By Suz Tolwinski-Ward | July 8, 2014

In catastrophe risk management, where estimates of property losses due to hurricane activity, for example, can easily escalate into the billions, rigorous uncertainty measures are absolutely critical. While it's easy to focus on a single number representing an estimate of some variable of interest, like total U.S. annual losses due to hurricanes, without quantification of uncertainty, the estimate is useless in any context where actual decisions need to be made.

While pursuing my doctorate in Applied Mathematics, I earned my graduate stipend one semester teaching introductory undergraduate statistics. Most students were taking the class just to meet a minimum math requirement, and did not seem to share my enthusiasm for quantitative thinking. I found it particularly effective to cue them verbally when I was about to present material requiring multiple logical steps to give them a chance to summon their mental focus. This pedagogical trick was particularly handy the day I covered confidence intervals, and it went something like this:

  • "OK guys, steel yourselves for this next definition...I promise it will eventually end."
  • <Writes on board while speaking:> "An interval estimator is a rule that specifies the method for using sample measurements to calculate two numbers that form the endpoints of an interval."
  • <Turns to face class.> "Ok, hold that thought for a second and notice that the interval itself is random, since it's a function of the random sample."  <Writes onboard: 'Nota Bene! The interval is *random*!'>
  • "Now, stay with me <continues to write on board:> the probability that this randomly generated interval covers the parameter you want to estimate is the confidence coefficient; together the interval estimator and the confidence coefficient is called a confidence interval."
  • <Faces class again.> "OK, it's over.  Are you all still awake?"

Even for this statistics nerd, re-reading through that definition induces heavy sighs. Let me make it clear that my problem with confidence intervals has nothing to do with their utility: the frequentist concept is one tool available for rigorous uncertainty quantification. My problem is that their definition and interpretation are completely non-intuitive.

The snag is in the random nature of the interval in their definition, while the parameter it contains is to be interpreted as fixed. The "95%" modifier on a 95% confidence interval indicates that if the data sampling were performed repeatedly, then the rule for building the interval would cover the true value of the parameter 95 times out of 100 . As a practical matter, repeated sampling and estimation happens very infrequently in the real world-especially when the data come from historical observations, as in the estimation of losses from extreme weather events!

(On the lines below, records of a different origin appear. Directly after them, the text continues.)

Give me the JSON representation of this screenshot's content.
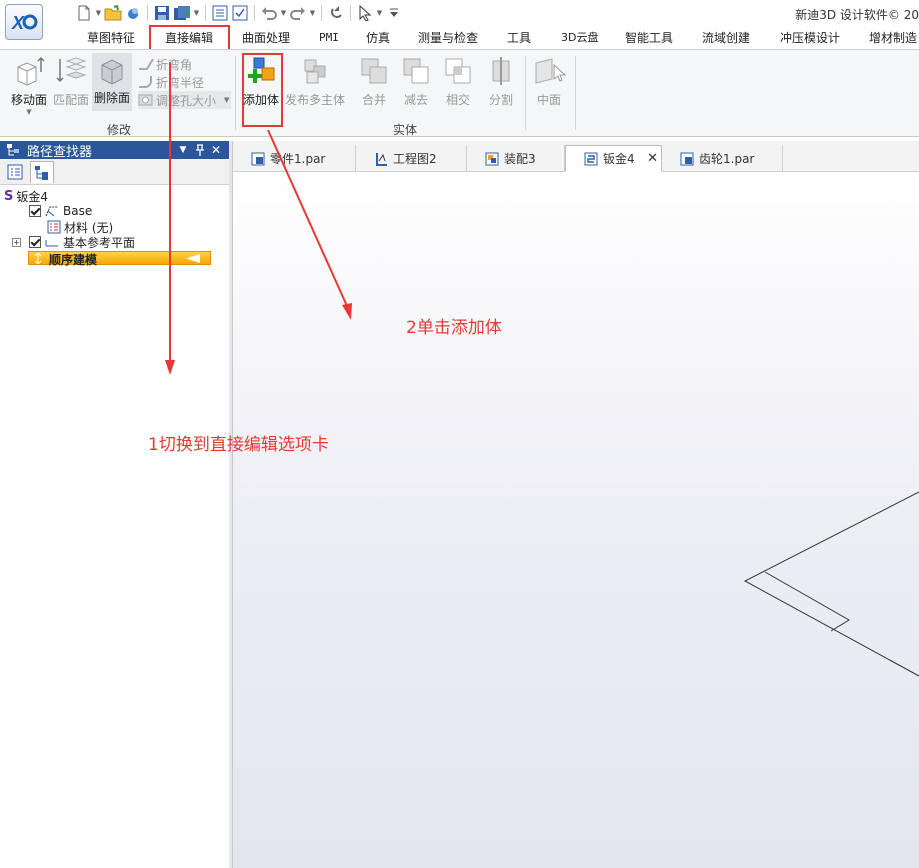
{
  "window": {
    "title": "新迪3D 设计软件© 20"
  },
  "ribbon_tabs": [
    {
      "label": "草图特征"
    },
    {
      "label": "直接编辑"
    },
    {
      "label": "曲面处理"
    },
    {
      "label": "PMI"
    },
    {
      "label": "仿真"
    },
    {
      "label": "测量与检查"
    },
    {
      "label": "工具"
    },
    {
      "label": "3D云盘"
    },
    {
      "label": "智能工具"
    },
    {
      "label": "流域创建"
    },
    {
      "label": "冲压模设计"
    },
    {
      "label": "增材制造"
    }
  ],
  "ribbon": {
    "modify": {
      "move_face": "移动面",
      "match_face": "匹配面",
      "delete_face": "删除面",
      "bend_angle": "折弯角",
      "bend_radius": "折弯半径",
      "resize_hole": "调整孔大小",
      "group_label": "修改"
    },
    "body": {
      "add_body": "添加体",
      "publish_multibody": "发布多主体",
      "union": "合并",
      "subtract": "减去",
      "intersect": "相交",
      "split": "分割",
      "group_label": "实体"
    },
    "midplane": "中面"
  },
  "path_finder": {
    "title": "路径查找器",
    "tree": {
      "root": "钣金4",
      "base": "Base",
      "material": "材料 (无)",
      "ref_planes": "基本参考平面",
      "ordered": "顺序建模"
    }
  },
  "doc_tabs": [
    {
      "label": "零件1.par"
    },
    {
      "label": "工程图2"
    },
    {
      "label": "装配3"
    },
    {
      "label": "钣金4"
    },
    {
      "label": "齿轮1.par"
    }
  ],
  "annotations": {
    "step1": "1切换到直接编辑选项卡",
    "step2": "2单击添加体"
  },
  "colors": {
    "accent_blue": "#2b579a",
    "annotation_red": "#e53935",
    "ordered_bar": "#f6a800"
  }
}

Somewhat more philosophically, confidence intervals seem to be just plain awkward for the human mind. Well-documented social experiments have repeatedly shown that people consistently overestimate their confidence in estimates when trying to mentally construct confidence intervals1, 2, indicating that it's hard, if not impossible, for us to get a good mental handle on their squirrely technical definition.

Lesser-known credible intervals, which arise in Bayesian contexts, are the much more intuitive cousins of confidence intervals. In the Bayesian paradigm, any parameter of interest, such as losses incurred on U.S. property due to hurricanes in any given year, is viewed as a random quantity. A Bayesian 95% credible interval is simply an interval containing 95% of the probability density of the parameter of interest.

Boom. See how easy and intuitive the definition of credible intervals was? (I didn't even have to pump you up to get your brain "in the zone" before presenting it!)

So if someone gives you a 95% credible interval for the annual U.S. property loss due to hurricanes, they mean to tell you that in 95% of years, the losses due to hurricanes will fall within that interval. Credible intervals don't require you to imagine repeating the earth's history multiple times to construct the uncertainty interval multiple times from historical storm data. But that awkward thought experiment is necessary to understand the relationship of a frequentist confidence interval to the expected loss.

Clearly, credible intervals are my personal uncertainty interval of choice. But the real takeaway for decision makers is a reminder to take the time to fully understand whatever uncertainty intervals are presented along with any model estimate.

1Alpert, Marc; Howard Raiffa (1982). "A progress report on the training of probability assessors".  In Daniel Kahneman, Paul Slovic, Amos Tversky,.Judgment under uncertainty: Heuristics and biases. Cambridge UniversityPress.

2Soll, J., & Klayman, J. (2004). Overconfidence in interval estimates. Journal of Experimental Psychology:Learning, Memory, and Cognition, 30, 299-314.